Chikoo Shakes for the Bisons!

Social Share Counters

Riddhi rode for the first time on the highway with the Bisons, and she shares her experience of riding with the club at the recent ride to Bordi which was lovingly called the ‘Chikoo Shake’. She takes you through the journey about what makes Bisons different, her experience with the brotherhood and most importantly making new friends and lasting relationships with the infamous gang on girls.

The Bison Lineup at Hotel Fountain, Mumbai

Three years ago, if someone had invited me to ride a motorcycle, I would have laughed and said, ‘Never.’ I wasn’t interested in motorcycles because I found the idea of riding one quite terrifying. I did ride on the back of my friends’ bikes on short distances. Not sure that counts. Luckily these days, the word ‘never’ has pretty much disappeared from my vocabulary. What have I got to lose at this point? So when Anup, a dear friend and a religious rider invited me to ride with him on a Chickoo Shake run to Dhanu-Bordi, I didn’t say never. I said why not.

The Co-riders pose for the camera! The camera felt highly obliged

When my alarm went off at 5:15 on a saturday morning, I thought I must be out of my mind. Amidst the excitement of my first ride, I was really looking forward to hanging with hundreds of tattooed, leather-clad guys on their Royal Enfields, I gave sleep a pass that night.

Riding hard to Bordi!

Good roads on the way to Bordi

I would be ‘riding pillion’, I was told – a fancy term for sitting on the back of the bike and holding on for dear life, I thought. Riding pillion is not like being a passenger in a car. You can’t just sit there and watch the world go by; you need to follow a few rules to prevent yourself from falling off or causing the rider to crash. For instance, hold yourself still when the rider is shifting or braking, so you don’t bump helmets. Don’t try to put your feet down at stoplights. Lean in to turns and curves. And, the hardest instruction for me to follow – don’t talk to the rider while the bike is in motion. Fortunately a friend sent me several internet links about riding pillion the night before the ride. I read carefully.

The party begins in Bordi!

I struggled onto the bike, found the foot rests, put my helmet visor down, and grabbed my rider to his jacket and waited for what lay next. My first thought was that my nose itched. I couldn’t scratch it. My second thought was that there was nothing holding me to this vehicle except for my own body.

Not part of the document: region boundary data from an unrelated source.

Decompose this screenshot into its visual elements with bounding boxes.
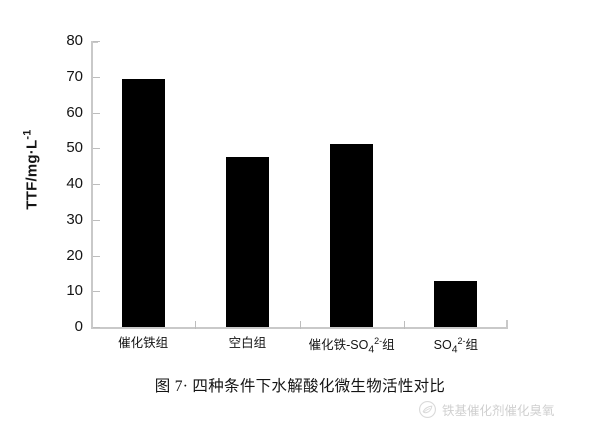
- y-tick-label: 40: [66, 175, 83, 192]
- x-category-superscript: 2-: [457, 336, 466, 346]
- y-tick-label: 70: [66, 67, 83, 85]
- x-category-base: SO: [433, 338, 452, 353]
- bar: [121, 78, 165, 327]
- y-tick: [93, 76, 100, 78]
- y-tick-label: 30: [66, 210, 83, 228]
- y-tick: [93, 291, 100, 293]
- x-category-label: SO42-组: [404, 337, 508, 356]
- x-tick: [403, 321, 405, 329]
- x-category-subscript: 4: [368, 344, 375, 356]
- x-category-superscript: 2-: [374, 336, 383, 346]
- x-category-subscript: 4: [451, 344, 458, 356]
- x-tick: [195, 321, 197, 329]
- bar: [434, 281, 478, 327]
- y-axis-top-cap: [91, 41, 98, 43]
- x-category-base: 催化铁组: [118, 336, 169, 350]
- x-tick: [299, 321, 301, 329]
- y-tick: [93, 255, 100, 257]
- y-axis-title: TTF/mg·L-1: [22, 110, 41, 230]
- y-tick-label: 10: [66, 282, 83, 300]
- y-tick-label: 0: [74, 318, 83, 335]
- y-axis-line: [91, 41, 93, 327]
- plot-area: 0 10 20 30 40 50 60 70 80 催化铁组 空白组 催化铁-SO42-组 SO42-…: [66, 33, 508, 355]
- y-tick-label: 80: [66, 32, 83, 49]
- bar: [225, 156, 269, 327]
- x-category-label: 空白组: [195, 337, 299, 350]
- x-category-tail: 组: [382, 338, 395, 353]
- watermark: 铁基催化剂催化臭氧: [418, 400, 555, 419]
- watermark-text: 铁基催化剂催化臭氧: [442, 404, 555, 418]
- x-category-tail: 组: [465, 338, 479, 353]
- y-tick-label: 50: [66, 139, 83, 157]
- x-category-label: 催化铁组: [91, 337, 195, 350]
- y-axis-title-superscript: -1: [21, 129, 34, 140]
- bar: [330, 143, 374, 327]
- x-category-base: 空白组: [228, 336, 267, 350]
- y-tick: [93, 184, 100, 185]
- y-axis-title-base: TTF/mg·L: [23, 139, 41, 210]
- x-category-base: 催化铁-SO: [308, 338, 369, 353]
- y-tick: [93, 219, 100, 221]
- y-tick-label: 20: [66, 246, 83, 264]
- y-tick: [93, 148, 100, 150]
- x-axis-right-cap: [506, 320, 508, 329]
- y-tick-label: 60: [66, 103, 83, 121]
- figure-caption: 图 7· 四种条件下水解酸化微生物活性对比: [154, 378, 446, 395]
- y-tick: [93, 41, 100, 42]
- y-tick: [93, 112, 100, 114]
- circular-leaf-logo-icon: [418, 400, 437, 419]
- y-tick: [93, 327, 100, 328]
- x-category-label: 催化铁-SO42-组: [300, 337, 404, 356]
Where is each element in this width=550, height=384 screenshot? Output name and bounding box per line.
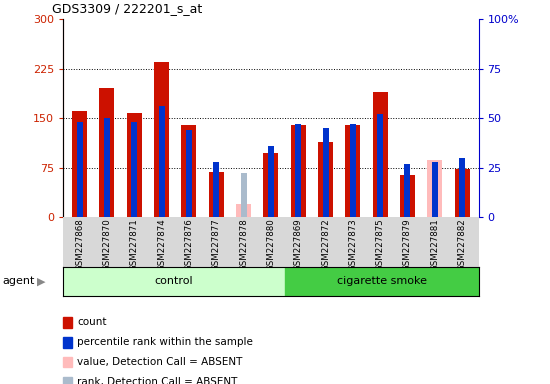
Bar [432,162,438,217]
Text: GSM227881: GSM227881 [430,218,439,271]
Text: GSM227880: GSM227880 [266,218,276,271]
Bar [295,124,301,217]
Bar [76,122,82,217]
Bar [131,122,138,217]
Bar [373,92,388,217]
Bar [459,158,465,217]
Text: GSM227871: GSM227871 [130,218,139,271]
Text: GSM227882: GSM227882 [458,218,466,271]
Text: GSM227878: GSM227878 [239,218,248,271]
Text: control: control [155,276,193,286]
Bar [404,164,410,217]
Text: GSM227872: GSM227872 [321,218,330,271]
Text: rank, Detection Call = ABSENT: rank, Detection Call = ABSENT [77,377,238,384]
Bar [63,267,285,296]
Bar [158,106,164,217]
Bar [154,62,169,217]
Bar [72,111,87,217]
Text: GSM227874: GSM227874 [157,218,166,271]
Bar [100,88,114,217]
Bar [213,162,219,217]
Bar [345,125,360,217]
Text: count: count [77,317,107,327]
Text: GSM227879: GSM227879 [403,218,412,271]
Bar [268,146,274,217]
Bar [126,113,142,217]
Text: cigarette smoke: cigarette smoke [337,276,427,286]
Text: GSM227873: GSM227873 [348,218,358,271]
Bar [263,153,278,217]
Bar [186,130,192,217]
Text: ▶: ▶ [37,276,46,286]
Bar [350,124,356,217]
Text: GSM227868: GSM227868 [75,218,84,271]
Bar [104,118,110,217]
Text: GDS3309 / 222201_s_at: GDS3309 / 222201_s_at [52,2,202,15]
Text: value, Detection Call = ABSENT: value, Detection Call = ABSENT [77,357,243,367]
Text: GSM227877: GSM227877 [212,218,221,271]
Bar [285,267,478,296]
Text: agent: agent [3,276,35,286]
Bar [208,172,224,217]
Bar [455,169,470,217]
Bar [322,128,328,217]
Text: GSM227876: GSM227876 [184,218,194,271]
Bar [427,160,442,217]
Bar [318,142,333,217]
Text: percentile rank within the sample: percentile rank within the sample [77,337,253,347]
Bar [182,125,196,217]
Bar [236,204,251,217]
Text: GSM227875: GSM227875 [376,218,384,271]
Bar [400,175,415,217]
Bar [377,114,383,217]
Bar [291,125,306,217]
Text: GSM227869: GSM227869 [294,218,302,271]
Bar [240,174,246,217]
Text: GSM227870: GSM227870 [102,218,112,271]
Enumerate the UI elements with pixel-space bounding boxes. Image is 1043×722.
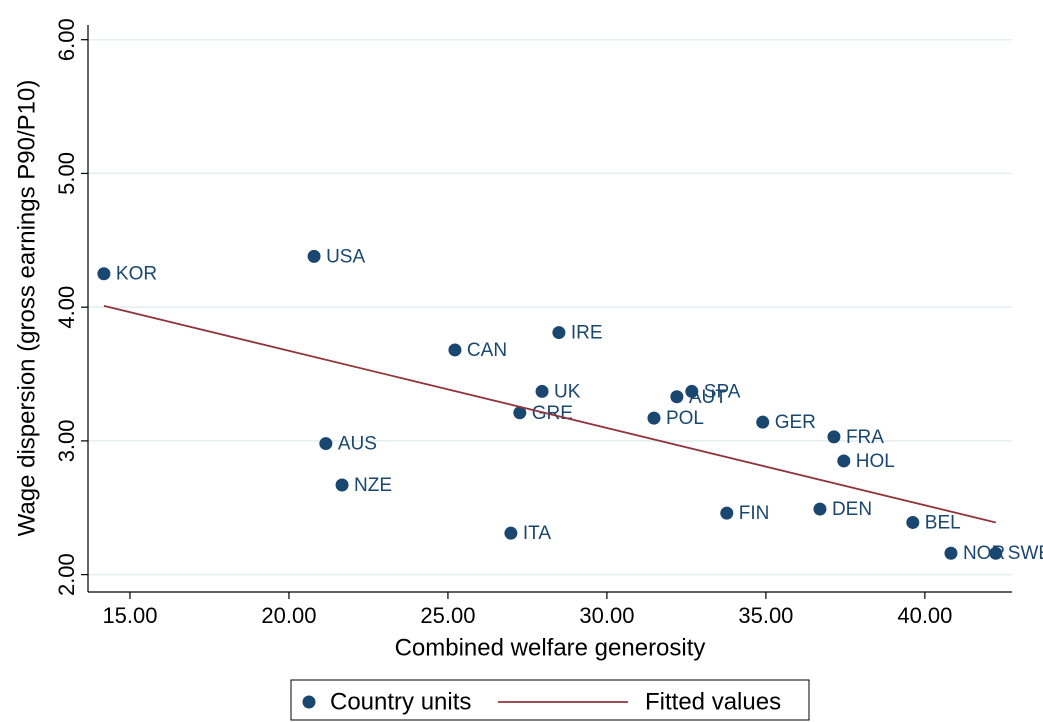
point-label: SWE [1008, 543, 1043, 564]
point-label: FRA [846, 427, 884, 448]
legend-label: Country units [330, 688, 471, 715]
data-point [307, 249, 321, 263]
data-point [647, 411, 661, 425]
x-tick-label: 15.00 [102, 603, 157, 628]
legend-box [290, 679, 810, 721]
x-tick-label: 20.00 [261, 603, 316, 628]
x-tick-label: 30.00 [579, 603, 634, 628]
data-point [552, 326, 566, 340]
y-tick-label: 3.00 [54, 419, 79, 462]
x-axis-label: Combined welfare generosity [395, 634, 706, 661]
y-tick-label: 4.00 [54, 286, 79, 329]
data-point [97, 267, 111, 281]
data-point [837, 454, 851, 468]
data-point [448, 343, 462, 357]
point-label: HOL [856, 451, 895, 472]
point-label: DEN [832, 499, 872, 520]
y-tick-label: 2.00 [54, 553, 79, 596]
point-label: AUT [689, 387, 727, 408]
point-label: GRE [532, 403, 573, 424]
point-label: USA [326, 246, 365, 267]
point-label: KOR [116, 264, 157, 285]
data-point [906, 515, 920, 529]
data-point [813, 502, 827, 516]
x-tick-label: 25.00 [420, 603, 475, 628]
fitted-line [103, 304, 996, 524]
point-label: SPA [704, 381, 741, 402]
data-point [335, 478, 349, 492]
x-tick-label: 35.00 [738, 603, 793, 628]
point-label: GER [775, 412, 816, 433]
y-axis-label: Wage dispersion (gross earnings P90/P10) [13, 80, 40, 537]
x-tick-label: 40.00 [897, 603, 952, 628]
y-tick-label: 6.00 [54, 18, 79, 61]
data-point [319, 437, 333, 451]
data-point [989, 546, 1003, 560]
point-label: BEL [925, 512, 961, 533]
data-point [756, 415, 770, 429]
data-point [670, 390, 684, 404]
point-label: POL [666, 408, 704, 429]
data-point [513, 406, 527, 420]
point-label: UK [554, 381, 581, 402]
legend-label: Fitted values [645, 688, 781, 715]
data-point [944, 546, 958, 560]
point-label: NZE [354, 475, 392, 496]
data-point [685, 384, 699, 398]
data-point [504, 526, 518, 540]
point-label: FIN [739, 503, 770, 524]
data-point [535, 384, 549, 398]
point-label: CAN [467, 340, 507, 361]
y-tick-label: 5.00 [54, 152, 79, 195]
point-label: AUS [338, 434, 377, 455]
data-point [827, 430, 841, 444]
point-label: IRE [571, 323, 603, 344]
data-point [720, 506, 734, 520]
legend-marker [302, 695, 316, 709]
point-label: ITA [523, 523, 551, 544]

I clutched to my rider tighter and squeezed my knees together.

Cheers!

Happy B'day to Guri and Corner (spelt Cornor on the cake)

Smile please!

Once we got going, I realized riding pillion wasn’t as hard or as terrifying as I expected. It actually felt quite natural. I started to watch the scenery and getting comfortable. I started to love being completely exposed to the world around me on a motorcycle. Not only do you move through the landscape; you get to experience it as you travel. You feel the wind; you smell the grass or jungle or garbage; you hear the sounds of everyday life going on around you, as opposed to being in an enclosed compartment vehicle like the car.

Happy Riders!

These are things you’ll experience at every ride you take up. So what was special about this one? Meeting the Bisons, an overly enthusiastic club consisting of bike-lovers dedicated to their Enfields. What made it all the more appealing was the coordination and the like minded security muster. I never had to worry about my own safety or that of anybody else’s on the road, it was all taken care of brilliantly.

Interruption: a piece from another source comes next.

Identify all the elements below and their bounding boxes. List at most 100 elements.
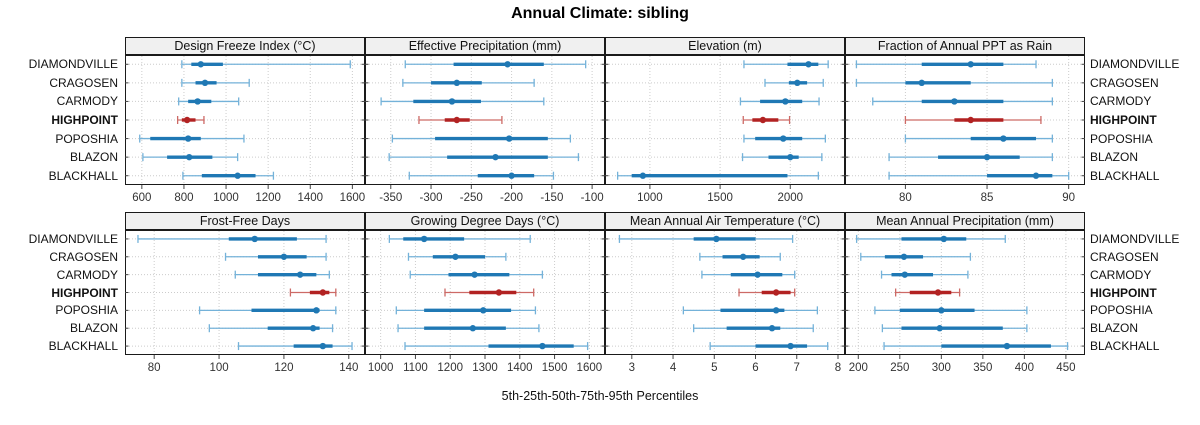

I always believed bikers to be flame-throwers of attitude and rugged lifestyles who would risk everything they have or have ever owned to hit the road with their machine. The men I met that weekend had attitude, but a right one. They were rugged, but only with their jackets. They also risked things to hit the road, but things like a sick leave at work or a weekend with family to gather up every few weeks and share their passion with other like-minded riders who are now known as Bisons to the world and ‘brotherhood’ for reference amongst themselves.

Explaining how a bush works

One thing that this ride and this group taught me is that motorcycles aren’t just for riding. They’re a way of life. For Bisons, their motorcycle is their passport to see the world and riding is literally what they want to do with life. It’s a purpose and a passion. And now to me, riding would mean experiencing the world in a way I would never get to do otherwise, and I can’t imagine a way more fulfilling to travel.

Riddhi, it was nice having you on the ride and we look forward to having you with us again! See you soon on the highway!